Modelling runoff and erosion, and their mitigation, in burned Portuguese forest using the revised Morgan–Morgan–Finney model

• The revised MMF model is able to distinguish between land uses after wildfire.
• The revised MMF model is able to simulate the effects of mulching treatments.
• MMF predictions are improved by considering seasonal changes.
• MMF predictions are improved by taking into account soil wettability.
• The revised MMF is suitable as a post-wildfire management tool.

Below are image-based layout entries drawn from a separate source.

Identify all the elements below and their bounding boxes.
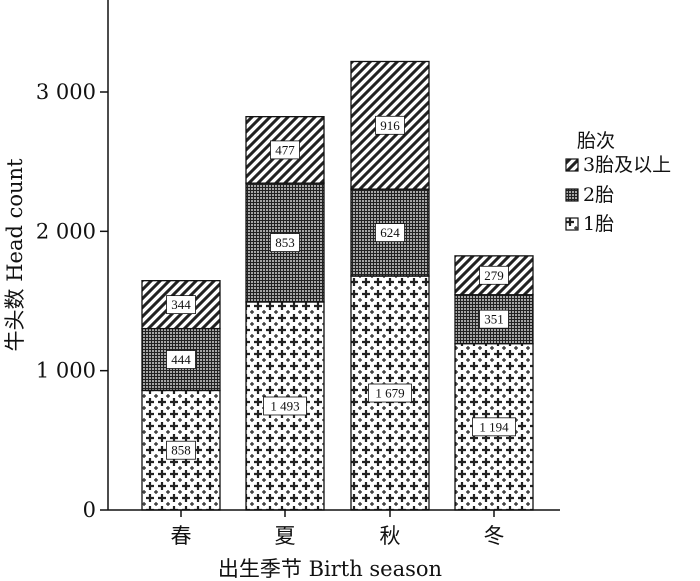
legend-entry: 1胎: [583, 213, 614, 235]
data-label-box: [270, 233, 300, 252]
data-label: 624: [380, 225, 400, 240]
data-label-box: [263, 396, 307, 416]
x-tick-label: 夏: [275, 524, 296, 548]
legend-title: 胎次: [577, 130, 615, 152]
legend-swatch: [565, 158, 579, 172]
data-label-box: [166, 295, 196, 315]
data-label-box: [166, 350, 196, 369]
legend: 胎次 3胎及以上 2胎 1胎: [565, 130, 671, 235]
legend-swatch: [565, 217, 579, 231]
x-tick-label: 春: [171, 524, 192, 548]
data-label: 351: [484, 312, 504, 327]
legend-entry: 2胎: [583, 184, 614, 206]
data-label-box: [472, 417, 516, 437]
legend-entry: 3胎及以上: [583, 154, 671, 176]
y-tick-label: 2 000: [36, 219, 96, 243]
data-label: 444: [171, 352, 191, 367]
data-label-box: [479, 309, 509, 329]
data-label: 1 194: [479, 419, 509, 434]
data-label: 1 679: [375, 386, 404, 401]
x-tick-label: 冬: [484, 524, 505, 548]
bar-segment-3-2: [350, 188, 430, 277]
data-label-box: [166, 440, 196, 460]
legend-swatch: [565, 188, 579, 202]
data-label: 279: [484, 268, 504, 283]
x-tick-label: 秋: [380, 524, 401, 548]
data-label-box: [375, 115, 405, 135]
data-label-box: [375, 223, 405, 242]
y-axis-title: 牛头数 Head count: [3, 158, 27, 352]
data-label: 916: [380, 118, 400, 133]
data-label: 853: [275, 235, 295, 250]
data-label-box: [368, 383, 412, 403]
data-label: 477: [275, 142, 295, 157]
data-label: 344: [171, 297, 191, 312]
y-tick-label: 1 000: [36, 359, 96, 383]
data-label-box: [270, 140, 300, 160]
x-axis-title: 出生季节 Birth season: [218, 557, 442, 581]
data-label-box: [479, 265, 509, 285]
data-label: 1 493: [270, 398, 299, 413]
data-label: 858: [171, 443, 191, 458]
y-tick-label: 0: [83, 498, 96, 522]
y-tick-label: 3 000: [36, 80, 96, 104]
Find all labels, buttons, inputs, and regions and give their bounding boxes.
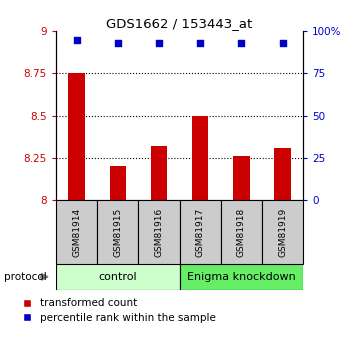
Point <box>239 40 244 46</box>
Text: GSM81915: GSM81915 <box>113 207 122 257</box>
Bar <box>262 200 303 264</box>
Bar <box>68 73 85 200</box>
Bar <box>221 200 262 264</box>
Text: control: control <box>99 272 137 282</box>
Bar <box>192 116 208 200</box>
Point <box>197 40 203 46</box>
Bar <box>180 200 221 264</box>
Text: protocol: protocol <box>4 272 46 282</box>
Bar <box>56 264 180 290</box>
Text: GSM81914: GSM81914 <box>72 207 81 257</box>
Bar <box>138 200 180 264</box>
Bar <box>233 156 250 200</box>
Point <box>156 40 162 46</box>
Text: Enigma knockdown: Enigma knockdown <box>187 272 296 282</box>
Bar <box>151 146 167 200</box>
Text: GSM81919: GSM81919 <box>278 207 287 257</box>
Point <box>74 37 79 42</box>
Text: GSM81918: GSM81918 <box>237 207 246 257</box>
Bar <box>56 200 97 264</box>
Bar <box>97 200 138 264</box>
Bar <box>180 264 303 290</box>
Point <box>280 40 286 46</box>
Title: GDS1662 / 153443_at: GDS1662 / 153443_at <box>106 17 253 30</box>
Legend: transformed count, percentile rank within the sample: transformed count, percentile rank withi… <box>23 298 216 323</box>
Bar <box>109 166 126 200</box>
Text: GSM81916: GSM81916 <box>155 207 164 257</box>
Bar <box>274 148 291 200</box>
Point <box>115 40 121 46</box>
Text: GSM81917: GSM81917 <box>196 207 205 257</box>
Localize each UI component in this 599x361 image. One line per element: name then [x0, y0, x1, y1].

The revised Morgan–Morgan–Finney (MMF) model was used as a modelling approach, which has performed reasonably well to estimate soil losses for burned areas in humid Mediterranean forests in Portugal, and NW Spain. Simple model enhancement approaches are applied to recently burned pine and eucalypt forested areas in north-central Portugal and to subsequent post-wildfire rehabilitation treatments. Model enhancement is validated by applying it to another similar burned area to evaluate model calibration robustness and wider applicability. Model modifications involved: (1) focusing on intra-annual changes in parameters to incorporate seasonal differences in runoff and erosion; and (2) inclusion of soil water repellency in runoff predictions. The main results were that following wildfire and mulching in the plantations: (1) the revised model was able to predict first-year post-fire plot-scale runoff and erosion rates (NS(Runoff) = 0.54 and NS(Erosion) = 0.55) for both forest types, and (2) first year predictions were improved both by the seasonal changes in the model parameters (NS(Runoff) = 0.70 and NS(Erosion) = 0.83); and by considering the effect of soil water repellency on the runoff (NS(Runoff) = 0.81 and NS(Erosion) = 0.89), (3) the individual seasonal predictions were considered accurate (NS(Runoff) = 0.53 and NS(Erosion) = 0.71), and the inclusion of the soil water repellency in the model also improved the model at this base (NS(Runoff) = 0.72 and NS(Erosion) = 0.74). The revised MMF model proved capable of providing a simple set of criteria for management decisions about runoff and erosion mitigation measures in burned areas. The erosion predictions at the validation sites attested both to the robustness of the model and of the calibration parameters, suggesting a potential wider application.